The foregoing is a summary only and does not purport to be a complete description of all of the terms, provisions, covenants, and agreements contained in the Severance Agreements, and is subject to and qualified in its entirety by reference to the complete text of the Severance Agreements, a copy of the form of which is filed herewith as Exhibit 10.3 and is incorporated herein by reference.
Resignation of Director
On September 4, 2014, Mr. Matthew Zell resigned from his position as Director of the Company, which resignation was effective on that date. Mr.
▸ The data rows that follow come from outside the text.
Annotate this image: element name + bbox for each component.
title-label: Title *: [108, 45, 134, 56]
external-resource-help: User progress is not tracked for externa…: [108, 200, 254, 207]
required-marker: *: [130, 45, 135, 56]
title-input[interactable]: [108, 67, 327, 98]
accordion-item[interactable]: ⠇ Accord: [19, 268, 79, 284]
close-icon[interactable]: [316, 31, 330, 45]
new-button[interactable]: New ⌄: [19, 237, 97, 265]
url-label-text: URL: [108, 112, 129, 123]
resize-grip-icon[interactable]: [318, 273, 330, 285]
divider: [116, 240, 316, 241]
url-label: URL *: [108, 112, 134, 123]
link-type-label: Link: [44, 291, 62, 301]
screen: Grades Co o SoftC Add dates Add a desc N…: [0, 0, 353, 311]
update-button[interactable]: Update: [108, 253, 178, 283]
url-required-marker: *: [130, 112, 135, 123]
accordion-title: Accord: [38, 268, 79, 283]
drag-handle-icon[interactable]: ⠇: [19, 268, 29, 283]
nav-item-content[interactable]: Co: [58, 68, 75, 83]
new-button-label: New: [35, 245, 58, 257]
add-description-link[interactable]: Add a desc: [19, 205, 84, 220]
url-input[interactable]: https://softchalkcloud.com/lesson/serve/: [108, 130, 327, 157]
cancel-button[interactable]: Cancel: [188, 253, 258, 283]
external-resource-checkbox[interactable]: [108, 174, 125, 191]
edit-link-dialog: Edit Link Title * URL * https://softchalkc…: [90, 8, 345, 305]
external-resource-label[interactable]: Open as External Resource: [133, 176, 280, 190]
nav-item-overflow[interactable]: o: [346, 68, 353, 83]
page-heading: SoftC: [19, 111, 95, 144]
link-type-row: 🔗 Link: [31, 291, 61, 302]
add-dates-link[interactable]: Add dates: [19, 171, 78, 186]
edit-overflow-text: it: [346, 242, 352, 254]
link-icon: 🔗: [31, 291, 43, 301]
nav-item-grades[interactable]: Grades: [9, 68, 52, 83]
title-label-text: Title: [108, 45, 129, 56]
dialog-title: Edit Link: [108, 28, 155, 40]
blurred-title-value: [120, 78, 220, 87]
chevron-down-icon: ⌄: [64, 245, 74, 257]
Zell’s resignation was not the result of any disagreement between the Company and him on any matter relating to the Company’s operations, policies or practices.

Item 9.01


Financial Statements and Exhibits.



Exhibit No.
Description
10.1
First Amendment to the Anixter International Inc. 2006 Stock Incentive Plan.
10.2
First Amendment to the Anixter International Inc. 2010 Stock Incentive Plan.
10.3
Change in Control Severance Agreement.








SIGNATURES

Pursuant to the requirements of the Securities Exchange Act of 1934, the registrant has duly caused this report to be signed on its behalf by the undersigned, thereunto duly authorized.


 
ANIXTER INTERNATIONAL INC.
 
 
September 10, 2014
By:    /s/ Theodore A. Dosch                
 
Theodore A. Dosch
 
Executive Vice President - Finance
 
and Chief Financial Officer






EXHIBIT INDEX

Exhibit No.
Description
10.1
First Amendment to the Anixter International Inc. 2006 Stock Incentive Plan.
10.2
First Amendment to the Anixter International Inc. 2010 Stock Incentive Plan.
10.3
Change in Control Severance Agreement.